In my last post, I talked about production vs. promotion – is your company maintaining the quality of its core services, while expanding its promotional activity?
Here I want to talk about another business balance that people are struggling with – customer service vs. production.
First a little story:
This weekend my wife and I had dinner with our friends Jeff and Susan Landsberg at Gabriel’s Italian Steakhouse, in Greenwich.
The Landsbergs are also in retail; they own a jewelry store in Rye Brook, NY.
The conversation was bubbly, the food was tasty, our waiter was attentive and knowledgeable, and Tony, the long-time owner, stopped by for a friendly hello, like he always does.
But throughout the meal, our time at Gabriel’s was being tainted by something else.
Our table was right by one of the air conditioner vents, and from the moment we sat down, cold air was blasting every area of exposed skin we had. We were shivering!
I asked our waiter if he could turn the air down – three separate times!
Each successive time, the waiter told me he had informed the manager – but nothing had changed. Finally, the last time, the waiter confessed to us that he got complaints from our particular table about the air all the time – either the air is on, and people at the table are too cold, or it’s off, and people at the table are too hot.
Can you imagine that? They get complaints about the air at that table all the time. But they never moved the table!
I’m sure Gabriel’s has its reasons, but I’m also sure that there must be some kind of workaround.
Every restaurant has three conditions that must be taken care of for it to live up to its potential:
Food and service are a restaurant’s core obligations, but these three factors - all part of customer service - are just as crucial.
If people are uncomfortable while they’re eating, the rest of the experience can be ruined. But if the above three factors are taken care of, people usually will usually endure even bad service. (Bad food is another thing.)
Customer service might not be the core of any company, but it’s something every company has to be passionate about at its core, nonetheless.
We used to have a separate customer service department at Steiner Sports – employees whose only obligation was making sure customers got the right products, got them on time, navigated our website easily, etc.
But after a few months, we found that the customer service department was too separated from the other departments to affect real change. Without having real experience in our shipping department, for instance, customer service could be informed that the delivery time on a collectible was too long, but they couldn’t know which parts of the shipping process could actually be shortened.
They were like our waiter at Gabriel’s – fielding complaints, but powerless to help.
So we eliminated our customer service department and became a customer service company. We assigned everyone to customer service. If a customer calls our main number with a complaint or suggestion, instead of forwarding that call to a customer service rep, it gets forwarded to the relevant department itself. Everyone in that department has the obligation to inform his coworkers of the problem at hand, and everyone works to fix it.
There’s no chain of command when it comes to customer service. The customer is the chain of command.

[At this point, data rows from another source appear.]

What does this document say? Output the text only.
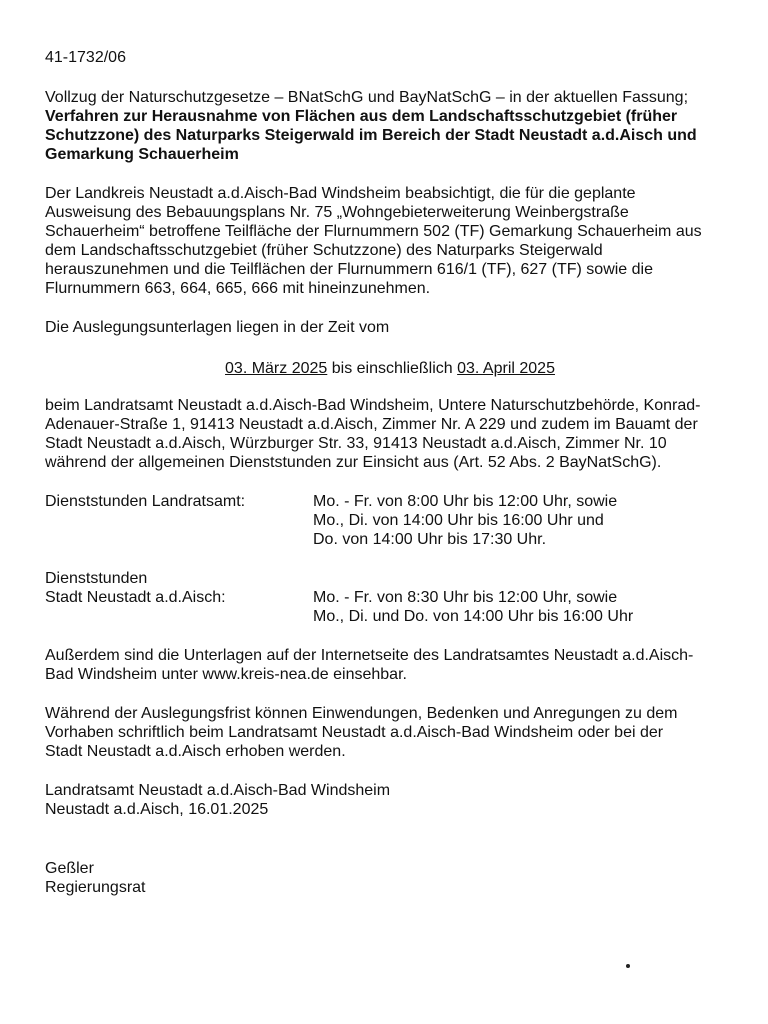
41-1732/06

Vollzug der Naturschutzgesetze – BNatSchG und BayNatSchG – in der aktuellen Fassung;

Verfahren zur Herausnahme von Flächen aus dem Landschaftsschutzgebiet (früher

Schutzzone) des Naturparks Steigerwald im Bereich der Stadt Neustadt a.d.Aisch und

Gemarkung Schauerheim

Der Landkreis Neustadt a.d.Aisch-Bad Windsheim beabsichtigt, die für die geplante

Ausweisung des Bebauungsplans Nr. 75 „Wohngebieterweiterung Weinbergstraße

Schauerheim“ betroffene Teilfläche der Flurnummern 502 (TF) Gemarkung Schauerheim aus

dem Landschaftsschutzgebiet (früher Schutzzone) des Naturparks Steigerwald

herauszunehmen und die Teilflächen der Flurnummern 616/1 (TF), 627 (TF) sowie die

Flurnummern 663, 664, 665, 666 mit hineinzunehmen.

Die Auslegungsunterlagen liegen in der Zeit vom

03. März 2025 bis einschließlich 03. April 2025

beim Landratsamt Neustadt a.d.Aisch-Bad Windsheim, Untere Naturschutzbehörde, Konrad-

Adenauer-Straße 1, 91413 Neustadt a.d.Aisch, Zimmer Nr. A 229 und zudem im Bauamt der

Stadt Neustadt a.d.Aisch, Würzburger Str. 33, 91413 Neustadt a.d.Aisch, Zimmer Nr. 10

während der allgemeinen Dienststunden zur Einsicht aus (Art. 52 Abs. 2 BayNatSchG).

Dienststunden Landratsamt:	Mo. - Fr. von 8:00 Uhr bis 12:00 Uhr, sowie
Mo., Di. von 14:00 Uhr bis 16:00 Uhr und
Do. von 14:00 Uhr bis 17:30 Uhr.
Dienststunden
Stadt Neustadt a.d.Aisch:	Mo. - Fr. von 8:30 Uhr bis 12:00 Uhr, sowie
Mo., Di. und Do. von 14:00 Uhr bis 16:00 Uhr

Außerdem sind die Unterlagen auf der Internetseite des Landratsamtes Neustadt a.d.Aisch-

Bad Windsheim unter www.kreis-nea.de einsehbar.

Während der Auslegungsfrist können Einwendungen, Bedenken und Anregungen zu dem

Vorhaben schriftlich beim Landratsamt Neustadt a.d.Aisch-Bad Windsheim oder bei der

Stadt Neustadt a.d.Aisch erhoben werden.

Landratsamt Neustadt a.d.Aisch-Bad Windsheim

Neustadt a.d.Aisch, 16.01.2025

Geßler

Regierungsrat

At Steiner, our business is marketing athletes and collectibles, but at the same time, everyone here makes believe we’re a giant customer service center.
Is your company passionate about customer service? Is customer service just a nuisance to you – or is everyone, at all levels and departments, equipped to address customer issues? Does your industry have a “sound, lighting, temperature” checklist of its own – things that aren’t your core service, but that you MUST get right?